Suzuki lined a go-ahead, two-run drive off the right-field wall in the fifth inning, Carl Crawford and Victor Martinez later hit conventional shots and the Americans made it 10 straight over the Nationals, holding on for a 5-4 victory.

BTW, what do you guys think about the "home-field advantage" for the World Series being based on the outcome of this game? Personally, I think it's stupid.

Thoughts?

Posted by anthony at July 11, 2007 09:23 AM | TrackBack
Comments

I believe they do the whole home field advantage thing to make the game worth something. A few years ago the game went into a number of extra innings before Selig called the game and there was no winner. People were ticked off. So they added this home field advantage thingy. I also think it's stupid.

The whole purpose of a record coming out of the regular season is to earn a playoff spot and home field advantage. It seems to me that the team with the better record also ought to have home field in the World Series.

Posted by: Jeff Kerr at July 11, 2007 12:34 PM

how do they determine home field advantage now?

Posted by: Tyler at July 11, 2007 05:56 PM

Determined by the best record of the two teams playing each other. It's a joke that they did this to a game that is an "exibition". In the last 20 years over 80% of the teams with homefield have won.
This was a horrible idea.

Posted by: kevin at July 11, 2007 07:07 PM

kevin, agreed. Absolutely horrible!

Posted by: Anthony at July 11, 2007 07:34 PM

Tyler,

Right now, home field advantage in the WS is determined by the All-Star game. Whichever league wins the A-S game, the team from that league has home field advantage in the WS.

Posted by: Jeff Kerr at July 11, 2007 08:44 PM

Had Larussa pinch-hit Pujols, the title of this post would be very different. :-)

Posted by: Brad at July 12, 2007 08:24 AM

I think the decision to give home field advantage to the A-S winner is really unsportsmanlike. Home field advantage should be--as it used to be--based on the season record. Let the exhibition game remain an exhibition game.

Posted by: dramaturge at July 12, 2007 01:40 PM

they should let the winning league have one of their own cities host the next year (though I think they plan those things years ahead), but the home field advantage is totally bogus and wrong!

Posted by: Stephen at July 12, 2007 08:33 PM

I think it's fine if the American League wins...otherwise it's lame.

Posted by: Tony Felich at July 16, 2007 01:27 AM

I think this concept is just plain stupide.

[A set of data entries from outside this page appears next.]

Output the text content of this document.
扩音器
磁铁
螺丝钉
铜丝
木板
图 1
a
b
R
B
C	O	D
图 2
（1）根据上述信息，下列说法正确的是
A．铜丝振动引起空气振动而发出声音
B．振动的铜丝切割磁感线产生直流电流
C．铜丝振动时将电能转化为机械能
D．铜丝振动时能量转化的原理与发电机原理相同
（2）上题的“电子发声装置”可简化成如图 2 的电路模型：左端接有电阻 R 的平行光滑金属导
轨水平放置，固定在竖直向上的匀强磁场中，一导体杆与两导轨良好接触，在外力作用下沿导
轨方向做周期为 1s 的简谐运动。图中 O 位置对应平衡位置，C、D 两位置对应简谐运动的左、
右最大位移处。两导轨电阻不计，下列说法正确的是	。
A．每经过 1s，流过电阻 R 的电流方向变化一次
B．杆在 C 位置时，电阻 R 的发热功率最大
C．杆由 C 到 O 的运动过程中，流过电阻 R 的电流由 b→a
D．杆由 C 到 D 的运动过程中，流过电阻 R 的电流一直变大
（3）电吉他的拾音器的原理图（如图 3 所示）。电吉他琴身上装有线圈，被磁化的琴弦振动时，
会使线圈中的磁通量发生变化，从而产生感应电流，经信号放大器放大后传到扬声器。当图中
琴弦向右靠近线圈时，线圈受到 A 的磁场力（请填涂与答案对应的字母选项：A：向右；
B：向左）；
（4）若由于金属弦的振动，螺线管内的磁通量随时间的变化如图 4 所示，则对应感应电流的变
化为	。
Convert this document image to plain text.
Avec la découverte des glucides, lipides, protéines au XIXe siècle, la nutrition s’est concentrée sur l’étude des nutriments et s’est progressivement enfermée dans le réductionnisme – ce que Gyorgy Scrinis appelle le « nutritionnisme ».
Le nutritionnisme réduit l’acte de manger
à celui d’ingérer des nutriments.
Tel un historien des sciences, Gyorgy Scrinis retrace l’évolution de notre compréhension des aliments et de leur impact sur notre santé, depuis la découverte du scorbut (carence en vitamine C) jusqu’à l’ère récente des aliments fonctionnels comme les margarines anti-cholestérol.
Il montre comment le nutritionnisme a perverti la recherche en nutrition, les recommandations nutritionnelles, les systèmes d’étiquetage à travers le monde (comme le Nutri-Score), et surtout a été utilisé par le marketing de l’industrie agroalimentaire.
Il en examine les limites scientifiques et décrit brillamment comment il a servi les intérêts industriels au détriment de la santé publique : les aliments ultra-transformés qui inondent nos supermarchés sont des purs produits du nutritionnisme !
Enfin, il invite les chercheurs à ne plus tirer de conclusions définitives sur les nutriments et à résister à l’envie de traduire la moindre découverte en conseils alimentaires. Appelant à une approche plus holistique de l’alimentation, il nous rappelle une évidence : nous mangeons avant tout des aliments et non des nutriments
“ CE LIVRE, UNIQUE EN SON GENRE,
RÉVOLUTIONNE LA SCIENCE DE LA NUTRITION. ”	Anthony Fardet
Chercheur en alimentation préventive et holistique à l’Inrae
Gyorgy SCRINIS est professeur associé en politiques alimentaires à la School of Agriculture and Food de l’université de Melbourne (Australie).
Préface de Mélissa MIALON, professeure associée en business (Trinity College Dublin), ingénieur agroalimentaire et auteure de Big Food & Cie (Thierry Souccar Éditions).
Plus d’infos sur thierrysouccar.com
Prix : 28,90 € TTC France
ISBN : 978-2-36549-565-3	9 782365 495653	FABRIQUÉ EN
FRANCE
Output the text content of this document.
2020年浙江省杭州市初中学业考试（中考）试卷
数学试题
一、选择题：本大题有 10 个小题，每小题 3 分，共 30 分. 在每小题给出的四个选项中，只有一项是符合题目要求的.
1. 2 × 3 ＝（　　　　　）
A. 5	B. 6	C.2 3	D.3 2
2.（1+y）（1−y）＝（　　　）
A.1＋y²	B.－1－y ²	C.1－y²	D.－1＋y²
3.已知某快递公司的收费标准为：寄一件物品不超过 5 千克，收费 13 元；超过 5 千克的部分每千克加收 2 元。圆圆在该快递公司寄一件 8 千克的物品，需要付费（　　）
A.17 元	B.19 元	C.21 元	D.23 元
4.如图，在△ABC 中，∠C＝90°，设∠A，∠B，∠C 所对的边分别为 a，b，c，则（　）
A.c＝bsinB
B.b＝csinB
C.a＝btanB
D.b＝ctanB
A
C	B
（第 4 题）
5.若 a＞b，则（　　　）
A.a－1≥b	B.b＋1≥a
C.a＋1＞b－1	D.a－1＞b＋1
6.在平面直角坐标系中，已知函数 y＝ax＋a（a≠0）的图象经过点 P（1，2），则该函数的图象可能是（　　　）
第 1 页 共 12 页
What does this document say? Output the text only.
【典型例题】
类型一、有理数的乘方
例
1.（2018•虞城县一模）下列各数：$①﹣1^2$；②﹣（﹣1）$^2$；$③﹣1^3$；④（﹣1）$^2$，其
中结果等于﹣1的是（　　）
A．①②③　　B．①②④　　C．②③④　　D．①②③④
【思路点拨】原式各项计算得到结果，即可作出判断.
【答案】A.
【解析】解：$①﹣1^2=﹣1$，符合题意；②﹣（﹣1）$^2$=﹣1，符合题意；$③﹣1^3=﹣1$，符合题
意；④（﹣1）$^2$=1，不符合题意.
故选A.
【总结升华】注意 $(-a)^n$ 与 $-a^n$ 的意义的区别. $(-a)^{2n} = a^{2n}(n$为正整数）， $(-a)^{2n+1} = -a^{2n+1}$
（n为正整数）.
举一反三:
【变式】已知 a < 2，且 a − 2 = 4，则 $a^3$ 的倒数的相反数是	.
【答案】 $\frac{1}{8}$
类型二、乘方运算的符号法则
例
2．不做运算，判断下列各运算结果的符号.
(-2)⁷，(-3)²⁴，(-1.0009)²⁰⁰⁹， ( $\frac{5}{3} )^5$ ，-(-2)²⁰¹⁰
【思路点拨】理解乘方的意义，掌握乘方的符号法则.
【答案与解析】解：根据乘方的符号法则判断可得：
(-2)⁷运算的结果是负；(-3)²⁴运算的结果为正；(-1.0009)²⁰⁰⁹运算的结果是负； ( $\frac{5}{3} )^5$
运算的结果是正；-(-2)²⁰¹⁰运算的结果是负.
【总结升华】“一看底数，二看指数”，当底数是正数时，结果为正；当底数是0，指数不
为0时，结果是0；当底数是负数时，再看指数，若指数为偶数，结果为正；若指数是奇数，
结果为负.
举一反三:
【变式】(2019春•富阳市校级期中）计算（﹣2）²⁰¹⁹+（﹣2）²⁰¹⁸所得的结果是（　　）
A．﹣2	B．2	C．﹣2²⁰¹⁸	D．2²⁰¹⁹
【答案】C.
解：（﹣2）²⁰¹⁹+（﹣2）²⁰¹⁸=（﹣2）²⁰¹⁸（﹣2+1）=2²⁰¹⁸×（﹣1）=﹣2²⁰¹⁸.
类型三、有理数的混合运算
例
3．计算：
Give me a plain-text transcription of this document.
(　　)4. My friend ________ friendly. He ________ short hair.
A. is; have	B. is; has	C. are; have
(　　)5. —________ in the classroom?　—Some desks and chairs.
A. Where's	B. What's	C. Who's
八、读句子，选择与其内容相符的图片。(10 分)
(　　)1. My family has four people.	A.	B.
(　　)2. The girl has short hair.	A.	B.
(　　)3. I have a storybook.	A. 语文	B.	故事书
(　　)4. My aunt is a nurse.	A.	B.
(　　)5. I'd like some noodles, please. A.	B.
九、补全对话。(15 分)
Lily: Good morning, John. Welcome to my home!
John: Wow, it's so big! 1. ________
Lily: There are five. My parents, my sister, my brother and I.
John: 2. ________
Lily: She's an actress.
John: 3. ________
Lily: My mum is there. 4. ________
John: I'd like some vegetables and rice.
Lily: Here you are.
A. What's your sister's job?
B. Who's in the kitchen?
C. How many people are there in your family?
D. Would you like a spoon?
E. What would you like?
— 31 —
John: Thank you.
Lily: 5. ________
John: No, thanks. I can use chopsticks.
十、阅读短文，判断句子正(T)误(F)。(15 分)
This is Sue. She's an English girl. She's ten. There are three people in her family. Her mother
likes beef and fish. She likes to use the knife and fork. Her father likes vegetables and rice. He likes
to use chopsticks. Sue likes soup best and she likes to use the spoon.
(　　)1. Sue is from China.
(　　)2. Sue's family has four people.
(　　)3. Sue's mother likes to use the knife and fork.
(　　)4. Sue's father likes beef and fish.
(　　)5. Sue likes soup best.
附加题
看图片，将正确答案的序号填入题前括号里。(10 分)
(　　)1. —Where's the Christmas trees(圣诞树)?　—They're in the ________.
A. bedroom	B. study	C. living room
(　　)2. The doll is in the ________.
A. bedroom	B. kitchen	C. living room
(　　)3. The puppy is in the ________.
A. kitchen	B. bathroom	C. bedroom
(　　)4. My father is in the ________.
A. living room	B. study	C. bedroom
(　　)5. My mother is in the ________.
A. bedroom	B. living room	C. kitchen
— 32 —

Best records should determine the home-field advantage. But let me say what I tell others in person. Baseball's popularity has been sagging since that early 90's strike. Moving the mound and home-run derby's don't help.

Mcguire versus Sosa was all the rage a while back, because it was bringing some attention to the sport. Not once was the roid issue brought up. Barry has embraced when he was on the single season record, but when it came down to someone else passing the revered "Babe" (and don't mean Christ at Christmas),the media said let's bring him down, the MLB media figured bad news will give us publicity.

So the home-field-via-the-All-Star-game winner is further media hype to bring attention to an almost dead and dying sport.

People are giving up big loot for PPV's of UFC, Wrestling, and heck NBA,NFL are still more exciting on their bad days, than the World Series if it was Yankees v.s. Dodgers (2 big cities in any sport is worth watching)


I still love checking the games for force of habit back in the day, but really any sport that is springboard for "poor theology" is going to lose its "swagger"! Nuff said.